Antibodies conjugated with viral antigens elicit a cytotoxic T cell response against primary CLL ex vivo.

Chronic lymphocytic leukemia (CLL) is the most frequent B cell malignancy in Caucasian adults. The therapeutic armamentarium against this incurable disease has recently seen a tremendous expansion with the introduction of specific pathway inhibitors and innovative immunotherapy. However, none of these approaches is curative and devoid of side effects. We have used B-cell-specific antibodies conjugated with antigens (AgAbs) of the Epstein-Barr virus (EBV) to efficiently expand memory CD4+ cytotoxic T lymphocytes (CTLs) that recognized viral epitopes in 12 treatment-naive patients with CLL. The AgAbs carried fragments from the EBNA3C EBV protein that is recognized by the large majority of the population. All CLL cells pulsed with EBNA3C-AgAbs elicited EBV-specific T cell responses, although the intensity varied across the patient collective. Interestingly, a large proportion of the EBV-specific CD4+ T cells expressed granzyme B (GrB), perforin, and CD107a, and killed CLL cells loaded with EBV antigens with high efficiency in the large majority of patients. The encouraging results from this preclinical ex vivo study suggest that AgAbs have the potential to redirect immune responses toward CLL cells in a high percentage of patients in vivo and warrant the inception of clinical trials.

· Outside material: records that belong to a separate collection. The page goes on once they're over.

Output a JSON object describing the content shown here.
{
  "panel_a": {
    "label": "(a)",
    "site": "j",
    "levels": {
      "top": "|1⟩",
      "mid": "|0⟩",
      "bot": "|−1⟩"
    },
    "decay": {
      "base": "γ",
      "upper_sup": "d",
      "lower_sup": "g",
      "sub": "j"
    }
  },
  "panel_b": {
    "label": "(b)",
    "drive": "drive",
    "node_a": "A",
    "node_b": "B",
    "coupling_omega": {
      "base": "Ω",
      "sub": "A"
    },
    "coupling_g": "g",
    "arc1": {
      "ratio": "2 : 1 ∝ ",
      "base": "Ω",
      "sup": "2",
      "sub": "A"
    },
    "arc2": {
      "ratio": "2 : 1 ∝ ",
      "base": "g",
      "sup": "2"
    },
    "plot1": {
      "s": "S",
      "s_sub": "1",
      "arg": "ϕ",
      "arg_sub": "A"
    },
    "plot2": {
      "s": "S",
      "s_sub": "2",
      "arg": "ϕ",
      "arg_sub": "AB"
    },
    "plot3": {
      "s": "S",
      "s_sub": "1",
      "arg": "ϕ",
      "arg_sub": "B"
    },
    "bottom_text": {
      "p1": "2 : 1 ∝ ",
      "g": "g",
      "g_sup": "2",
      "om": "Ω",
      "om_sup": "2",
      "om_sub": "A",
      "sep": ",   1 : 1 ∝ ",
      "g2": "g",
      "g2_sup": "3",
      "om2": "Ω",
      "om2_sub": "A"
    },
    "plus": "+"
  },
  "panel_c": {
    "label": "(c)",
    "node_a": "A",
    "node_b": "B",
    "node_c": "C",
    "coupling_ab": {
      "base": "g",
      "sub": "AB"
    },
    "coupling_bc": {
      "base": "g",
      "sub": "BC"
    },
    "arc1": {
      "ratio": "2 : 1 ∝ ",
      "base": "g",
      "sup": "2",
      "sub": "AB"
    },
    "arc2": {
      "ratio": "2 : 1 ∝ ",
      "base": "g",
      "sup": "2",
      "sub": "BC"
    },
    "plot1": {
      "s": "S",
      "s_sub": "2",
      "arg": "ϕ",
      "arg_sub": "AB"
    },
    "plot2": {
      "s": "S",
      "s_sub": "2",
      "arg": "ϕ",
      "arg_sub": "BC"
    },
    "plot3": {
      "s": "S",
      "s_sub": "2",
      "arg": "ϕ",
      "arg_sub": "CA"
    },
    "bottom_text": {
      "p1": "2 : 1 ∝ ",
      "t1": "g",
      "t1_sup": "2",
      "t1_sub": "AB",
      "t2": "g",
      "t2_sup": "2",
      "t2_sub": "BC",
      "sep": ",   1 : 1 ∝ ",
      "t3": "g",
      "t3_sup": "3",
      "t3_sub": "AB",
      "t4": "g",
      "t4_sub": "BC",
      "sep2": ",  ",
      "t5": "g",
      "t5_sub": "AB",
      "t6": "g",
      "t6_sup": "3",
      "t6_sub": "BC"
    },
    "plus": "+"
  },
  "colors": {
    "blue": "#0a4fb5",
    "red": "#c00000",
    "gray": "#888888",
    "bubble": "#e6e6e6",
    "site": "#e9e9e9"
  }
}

Antigen-armed antibodies targeting B lymphoma cells effectively activate antigen-specific CD4+ T cells.

The treatment of non-Hodgkin lymphomas has benefited enormously from the introduction of monoclonal antibody-based therapies. However, the efficacy of these treatments varies with lymphoma subtypes and typically decreases with subsequent relapses. Here, we report on antigen-armed antibodies (AgAbs) as a potential treatment of B-cell lymphoma. AgAbs include antigens from ubiquitous pathogens, such as Epstein-Barr virus (EBV), that persist in their host and elicit strong lifelong T-cell responses. They act as vectors by introducing antigen directly into tumor cells to induce an antigen-specific CD4(+) T-cell response against these cells. We have fused antibodies targeting human B-cell surface receptors (CD19-22) to immunodominant T-cell antigens from EBV proteins, including EBNA1, EBNA3B, and EBNA3C. Exposure of EBV-transformed B cells and of Burkitt lymphoma cells to AgAbs led to antigen presentation, T-cell recognition, and target cell killing. The efficiency of AgAb action paralleled the abundance of the targeted molecules on lymphoma cells as well as their HLA class II expression levels. AgAbs can also induce activation and proliferation of EBV-specific memory CD4(+) T cells ex vivo. These studies show the potential of AgAbs as an effective therapeutic strategy against B-cell lymphomas.